Глава 1. Феномен лысенковизма, феномен которого не должно быть



Один из первых (и наиболее последовательных) вариантов концепции «пролетарской науки» как особой ее формы, противопо­ложной буржуазной не только по методологическим основам, но и по своему содержанию, сформулировал А.А.Богданов в 1918 г. Для обоснования классовой природы науки (одного из элементов куль­туры) он вынужден был проигнорировать собственно его духовное, интеллектуальное содержание. Если «наука, – как утверждал А.Богданов, – есть орудие организации общественного труда» [32,Богданов А., 1924], а, следовательно, и «орудие организации сил для победы в социальной (классовой) борьбе» [33,Богданов А., 1924], то пролетарской по его определению является «наука, воспринятая, понятая и изложенная с его (пролетариата) жизненных задач, наука, организующая его с классовой точки зрения, способная руководить вы­полнением его силы для борьбы, победы и осуществления социального идеала» [34,Богданов А., 1924]. Выдвигая идею демократизации и со­циализации науки, А.А.Богданов делал отсюда вывод о необходи­мости пересмотра доставшейся по наследству от буржуазного об­щества науки, как но» содержанию, так и по форме изложения [35,Богданов А., 1924]. Несмотря на то, что взгляды А.А.Богданова резко критиковали В.И.Ленин, Н.И.Бухарин, не говоря уже о представителях послереволюционной, «сталинской» интеллигенции, основные черты этой концепции, прежде всего – инструментально-прагматический подход к науке, научному сообществу и его отдельным членам, достаточно хорошо характеризуют основные черты взаимоотношений науки, как социального института с иными элементами социальной организации СССР. (Любопытна перекличка некоторых постулатов А.А.Богданова и положений разрабатываю­щейся в 70е годы на Западе гипотезы «финализации науки», о ко­торой будет сказано ниже).
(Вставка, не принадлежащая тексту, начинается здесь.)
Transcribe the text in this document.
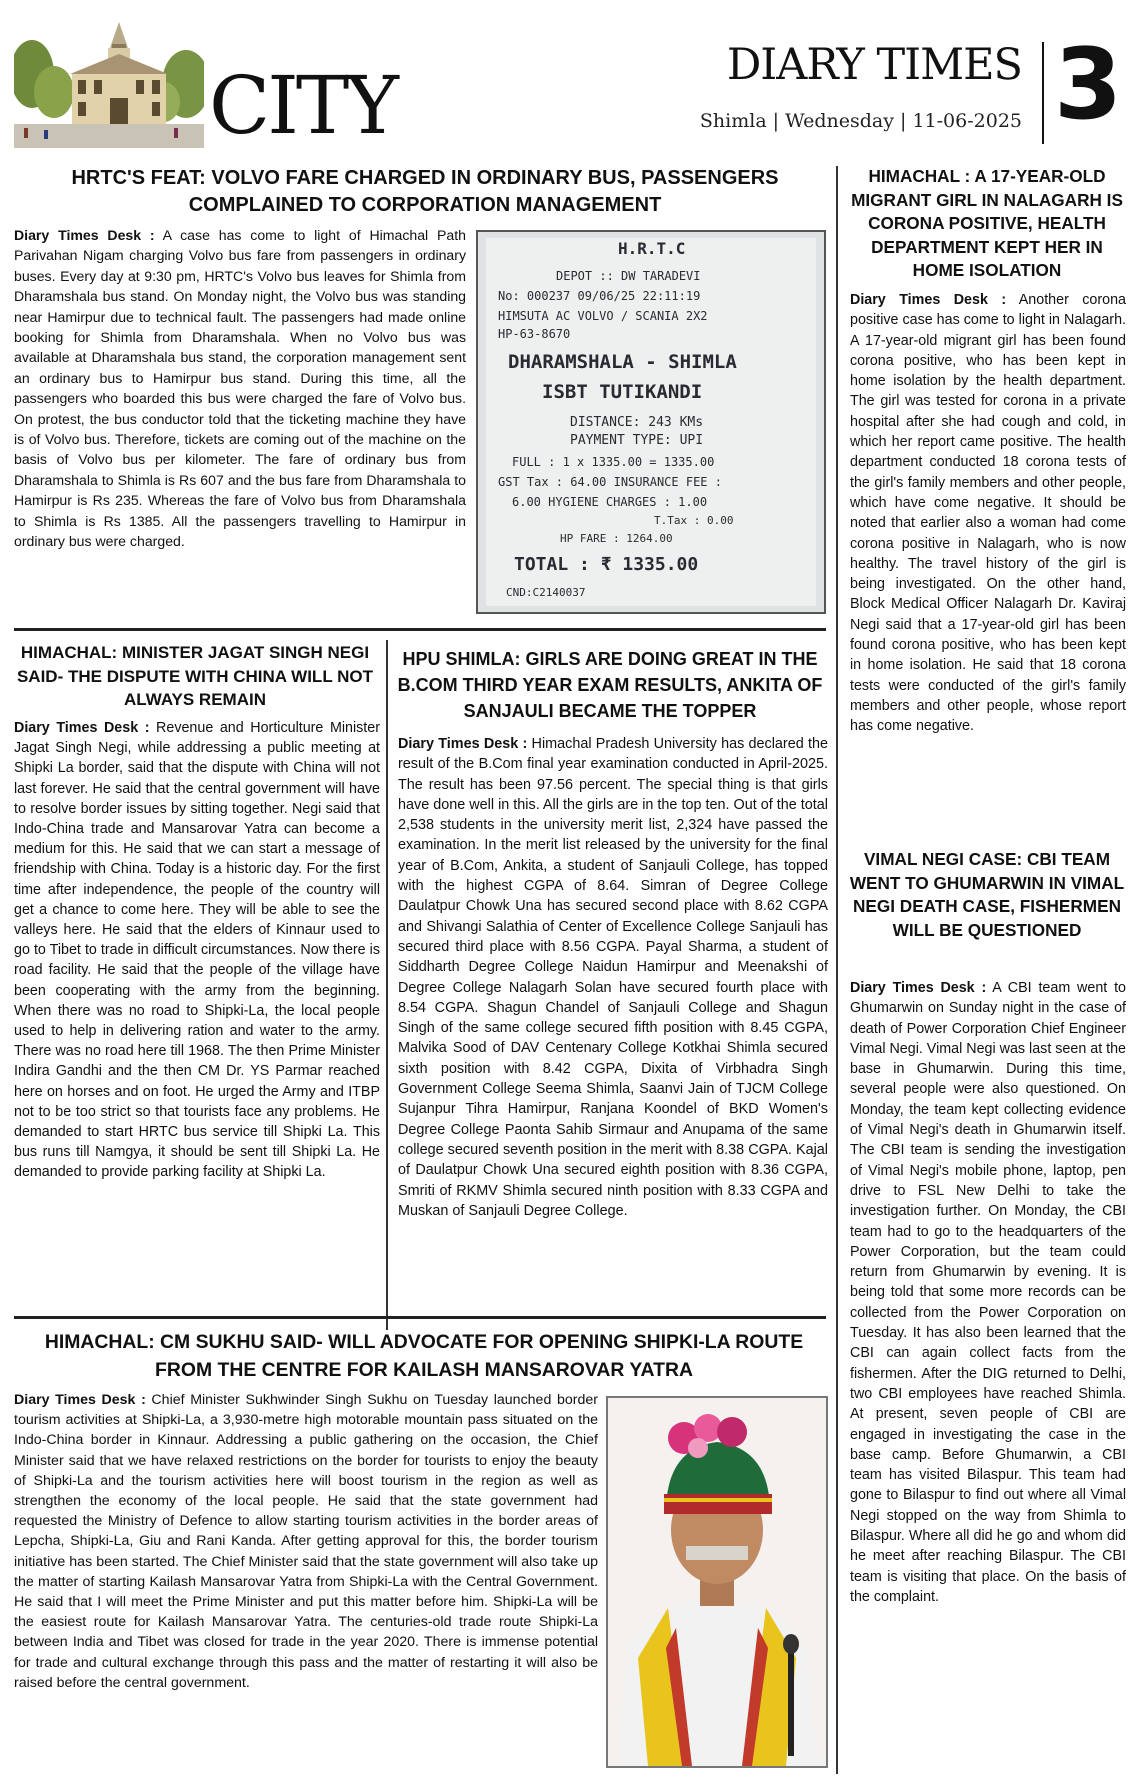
CITY	DIARY TIMES
Shimla | Wednesday | 11-06-2025 3
HRTC'S FEAT: VOLVO FARE CHARGED IN ORDINARY BUS, PASSENGERS COMPLAINED TO CORPORATION MANAGEMENT
Diary Times Desk : A case has come to light of Himachal Path Parivahan Nigam charging Volvo bus fare from passengers in ordinary buses. Every day at 9:30 pm, HRTC's Volvo bus leaves for Shimla from Dharamshala bus stand. On Monday night, the Volvo bus was standing near Hamirpur due to technical fault. The passengers had made online booking for Shimla from Dharamshala. When no Volvo bus was available at Dharamshala bus stand, the corporation management sent an ordinary bus to Hamirpur bus stand. During this time, all the passengers who boarded this bus were charged the fare of Volvo bus. On protest, the bus conductor told that the ticketing machine they have is of Volvo bus. Therefore, tickets are coming out of the machine on the basis of Volvo bus per kilometer. The fare of ordinary bus from Dharamshala to Shimla is Rs 607 and the bus fare from Dharamshala to Hamirpur is Rs 235. Whereas the fare of Volvo bus from Dharamshala to Shimla is Rs 1385. All the passengers travelling to Hamirpur in ordinary bus were charged.
H.R.T.C
DEPOT :: DW TARADEVI
No: 000237 09/06/25 22:11:19
HIMSUTA AC VOLVO / SCANIA 2X2
HP-63-8670
DHARAMSHALA - SHIMLA
ISBT TUTIKANDI
DISTANCE: 243 KMs
PAYMENT TYPE: UPI
FULL : 1 x 1335.00 = 1335.00
GST Tax : 64.00 INSURANCE FEE :
6.00 HYGIENE CHARGES : 1.00
T.Tax : 0.00
HP FARE : 1264.00
TOTAL : ₹ 1335.00
CND:C2140037
HIMACHAL : A 17-YEAR-OLD MIGRANT GIRL IN NALAGARH IS CORONA POSITIVE, HEALTH DEPARTMENT KEPT HER IN HOME ISOLATION
Diary Times Desk : Another corona positive case has come to light in Nalagarh. A 17-year-old migrant girl has been found corona positive, who has been kept in home isolation by the health department. The girl was tested for corona in a private hospital after she had cough and cold, in which her report came positive. The health department conducted 18 corona tests of the girl's family members and other people, which have come negative. It should be noted that earlier also a woman had come corona positive in Nalagarh, who is now healthy. The travel history of the girl is being investigated. On the other hand, Block Medical Officer Nalagarh Dr. Kaviraj Negi said that a 17-year-old girl has been found corona positive, who has been kept in home isolation. He said that 18 corona tests were conducted of the girl's family members and other people, whose report has come negative.
VIMAL NEGI CASE: CBI TEAM WENT TO GHUMARWIN IN VIMAL NEGI DEATH CASE, FISHERMEN WILL BE QUESTIONED
Diary Times Desk : A CBI team went to Ghumarwin on Sunday night in the case of death of Power Corporation Chief Engineer Vimal Negi. Vimal Negi was last seen at the base in Ghumarwin. During this time, several people were also questioned. On Monday, the team kept collecting evidence of Vimal Negi's death in Ghumarwin itself. The CBI team is sending the investigation of Vimal Negi's mobile phone, laptop, pen drive to FSL New Delhi to take the investigation further. On Monday, the CBI team had to go to the headquarters of the Power Corporation, but the team could return from Ghumarwin by evening. It is being told that some more records can be collected from the Power Corporation on Tuesday. It has also been learned that the CBI can again collect facts from the fishermen. After the DIG returned to Delhi, two CBI employees have reached Shimla. At present, seven people of CBI are engaged in investigating the case in the base camp. Before Ghumarwin, a CBI team has visited Bilaspur. This team had gone to Bilaspur to find out where all Vimal Negi stopped on the way from Shimla to Bilaspur. Where all did he go and whom did he meet after reaching Bilaspur. The CBI team is visiting that place. On the basis of the complaint.
HIMACHAL: MINISTER JAGAT SINGH NEGI SAID- THE DISPUTE WITH CHINA WILL NOT ALWAYS REMAIN
Diary Times Desk : Revenue and Horticulture Minister Jagat Singh Negi, while addressing a public meeting at Shipki La border, said that the dispute with China will not last forever. He said that the central government will have to resolve border issues by sitting together. Negi said that Indo-China trade and Mansarovar Yatra can become a medium for this. He said that we can start a message of friendship with China. Today is a historic day. For the first time after independence, the people of the country will get a chance to come here. They will be able to see the valleys here. He said that the elders of Kinnaur used to go to Tibet to trade in difficult circumstances. Now there is road facility. He said that the people of the village have been cooperating with the army from the beginning. When there was no road to Shipki-La, the local people used to help in delivering ration and water to the army. There was no road here till 1968. The then Prime Minister Indira Gandhi and the then CM Dr. YS Parmar reached here on horses and on foot. He urged the Army and ITBP not to be too strict so that tourists face any problems. He demanded to start HRTC bus service till Shipki La. This bus runs till Namgya, it should be sent till Shipki La. He demanded to provide parking facility at Shipki La.
HPU SHIMLA: GIRLS ARE DOING GREAT IN THE B.COM THIRD YEAR EXAM RESULTS, ANKITA OF SANJAULI BECAME THE TOPPER
Diary Times Desk : Himachal Pradesh University has declared the result of the B.Com final year examination conducted in April-2025. The result has been 97.56 percent. The special thing is that girls have done well in this. All the girls are in the top ten. Out of the total 2,538 students in the university merit list, 2,324 have passed the examination. In the merit list released by the university for the final year of B.Com, Ankita, a student of Sanjauli College, has topped with the highest CGPA of 8.64. Simran of Degree College Daulatpur Chowk Una has secured second place with 8.62 CGPA and Shivangi Salathia of Center of Excellence College Sanjauli has secured third place with 8.56 CGPA. Payal Sharma, a student of Siddharth Degree College Naidun Hamirpur and Meenakshi of Degree College Nalagarh Solan have secured fourth place with 8.54 CGPA. Shagun Chandel of Sanjauli College and Shagun Singh of the same college secured fifth position with 8.45 CGPA, Malvika Sood of DAV Centenary College Kotkhai Shimla secured sixth position with 8.42 CGPA, Dixita of Virbhadra Singh Government College Seema Shimla, Saanvi Jain of TJCM College Sujanpur Tihra Hamirpur, Ranjana Koondel of BKD Women's Degree College Paonta Sahib Sirmaur and Anupama of the same college secured seventh position in the merit with 8.38 CGPA. Kajal of Daulatpur Chowk Una secured eighth position with 8.36 CGPA, Smriti of RKMV Shimla secured ninth position with 8.33 CGPA and Muskan of Sanjauli Degree College.
HIMACHAL: CM SUKHU SAID- WILL ADVOCATE FOR OPENING SHIPKI-LA ROUTE FROM THE CENTRE FOR KAILASH MANSAROVAR YATRA
Diary Times Desk : Chief Minister Sukhwinder Singh Sukhu on Tuesday launched border tourism activities at Shipki-La, a 3,930-metre high motorable mountain pass situated on the Indo-China border in Kinnaur. Addressing a public gathering on the occasion, the Chief Minister said that we have relaxed restrictions on the border for tourists to enjoy the beauty of Shipki-La and the tourism activities here will boost tourism in the region as well as strengthen the economy of the local people. He said that the state government had requested the Ministry of Defence to allow starting tourism activities in the border areas of Lepcha, Shipki-La, Giu and Rani Kanda. After getting approval for this, the border tourism initiative has been started. The Chief Minister said that the state government will also take up the matter of starting Kailash Mansarovar Yatra from Shipki-La with the Central Government. He said that I will meet the Prime Minister and put this matter before him. Shipki-La will be the easiest route for Kailash Mansarovar Yatra. The centuries-old trade route Shipki-La between India and Tibet was closed for trade in the year 2020. There is immense potential for trade and cultural exchange through this pass and the matter of restarting it will also be raised before the central government.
В дальнейшем мы попытаемся просле­дить, насколько эффективным оказался этот подход с точки зре­ния практического использования результатов развития фундамен­тальной науки.

Историография этого вопроса чрезвычайно обширна, даже если не принимать во внимание огромного числа апологетических советских источников 1929-1965 (отчасти и более поздних) г.г. [474,Поповский А., 1948; 604, Фиш Г., 1946]. (Сам по себе этот материал представляет зна­чительную ценность с точки зрения социальной психологии и истории современного мифотворчества) – Весьма подробно изучена фактографическая сторона истории «биологических дискуссий» в СССР 30-60х годов [671,Ashby E.,1947; 693,Dobzhansky Th., 1952; 533,Сойфер В.Н., 2002; 161,Грэхэм Л.Р., 1991; 323,Левина Е.С., 1999; 404,Колчинский Э.И. (ред.), 1997; 15,Бабков В.В., 1998; 739,Matalova A. et al., 2004], то же самое касается биографий представителей «мичуринского» [383,Медведев Ж., 1993; 721,Joravsky D., 1970] и «формаль­но-генетического течений в советской биологии» [14,Астауров Б.Л. с соавт., 1975; 26,Бахтеев Ф.Х., 1987; 476,Поповский М.А., 1991; 392,Медведев Н.Н., 1978; 17,Бабков В.В. с соавт., 2002; 657,Шноль С., 1997]. Существует обширная мемуарная литература [183,Дубинин Н.П., 1973; 8,Александров В.Я., 1993; 29,Берг Р.Л., 1989; 424,Никоро З.С., 2005]. В глубокой и обстоятельной монографии В.В.Бабкова [16,Бабков В.В., 1985] на широком научном и культурном фоне исследуется история становления внесшей заметный вклад, а развитие мировой науки московской школы эволюционной генетики, у истоков которой сто­яли Н.К.Кольцов и С.С.Четвериков. Подробному анализу подверг­лись [161,Грэхэм Л.Р, 1991; 718,Joravsky D., 1961; 726,Lecourt D, 1977; 761,Regelmann J.-P., 1980; 607,Фролов И.Т., 1988. 416 с.; 28,Беляев Д.К. с соавт., 1977; 267,Колчинский Э.И., 2000] философские аспекты «мичуринской агробиологии» и «пролетарской науки», в целом.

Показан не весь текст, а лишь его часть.